If you can take that size intellectual leap, then what if the stories in the Bible about Ezekiel's Wheel. battles 'on high' and ascension into 'heaven' was mere a conceptual framework for an ancient earth-dweller encounter with dimensions past? More interesting to ponder: What if religion was "hijacked" by people who held powerful positions and didn't want (or trust?) 'common folks' to get direct access to higher (other?) powers?
It makes me wonder how many other people who were part of that massive social engineering project have wakened from their programmed passivity and are hoppin' mad...?
LilyPatToo wrote...It makes me wonder how many other people who were part of that massive social engineering project have wakened from their programmed passivity and are hoppin' mad...?
Not wanting to be pedantic, but it seems that ‘New Age’ i(s) only one of many social engineering projects. We all been had in one way or another.
Indeed, we have. But the New Age project was one in which I was immersed, so my observations are first-hand as well as from research. It's also one that seems to me to be of current interest to the Controllers, along with alien abduction cult formation and war-mongering forms of Christian fundamentalism, to name just a few. All are based upon the promise of satisfaction of known human needs. Just like the major Abrahamic religions were/are.
But that means that they work only as long as their victims are unaware of those needs and of the power that they hold over their minds. A lot of the information that ended up freeing me was stuff I read right here at RI, in fact. Some of it was extremely painful to face up to, but eventually I did so and managed to escape that particular social engineering project (to the degree that that's possible). Knowledge really is Power.
And BTW, the whole Duncan/Blake black hole into which Dream's End was sucked still looks to me like damage control by agents of the very PTB who he was working to expose. You definitely weren't the only person to stop reading his blog in order to avoid being sucked in, Sounder. And that's very sad. I strongly feel that he was deliberately distracted with malice aforethought, in order to de-fang him. Which is actually a compliment to his research skills, IMHO.
Who eats the suffering ?
They (we ) eat each other ?
One doesn't necessarily preclude the other though, so both could be true. Since we do not know about transdimensional entities, we should focus on the human factor over which we have individual control. I have no control over other entities whether human or otherwise, so I can't change what they do, but I can change me. Personal transformation is the key either way and innoculates against the "mental parasite" regardless of origin.
I have no control over other entities whether human or otherwise, so I can't change what they do, but I can change me.

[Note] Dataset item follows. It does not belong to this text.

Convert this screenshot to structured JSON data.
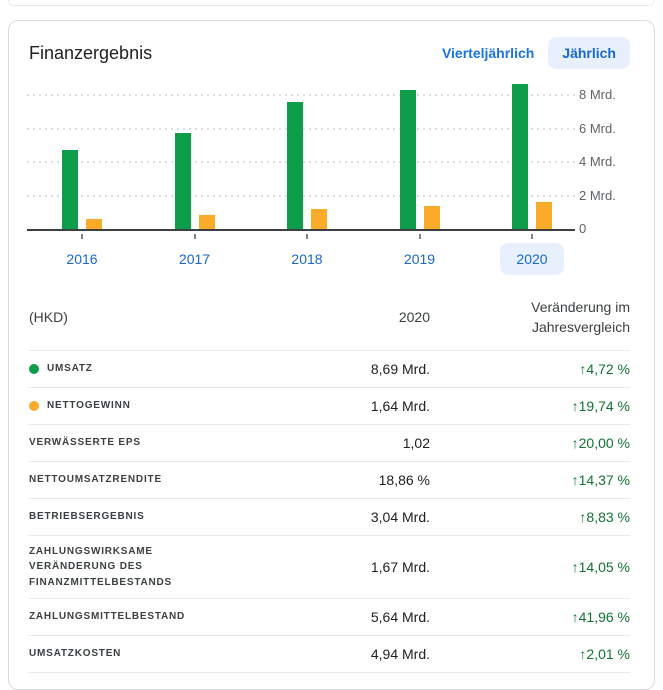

During our early life we began making agreements. Our parents rewarded us when we did what they wanted and they punished us when we didn’t. We also learned behaviors and habits in school, church, and from other adults and children on the playground. The tools of reward and punishment were often emotional and sometimes physical. The impact of other people’s opinions and reactions to us became a very strong force in the habits we created. In this process we created agreements in our mind of who we should be, what we shouldn’t be, who we were, and who we were not. Over time we learned to live our life based on the agreements in our own mind. We learned to live according to the agreements that came from the opinion of others. In this process of domestication it turns out that the choices we make and the life we live is more driven by the opinions we learned from others than one we would choose on our own.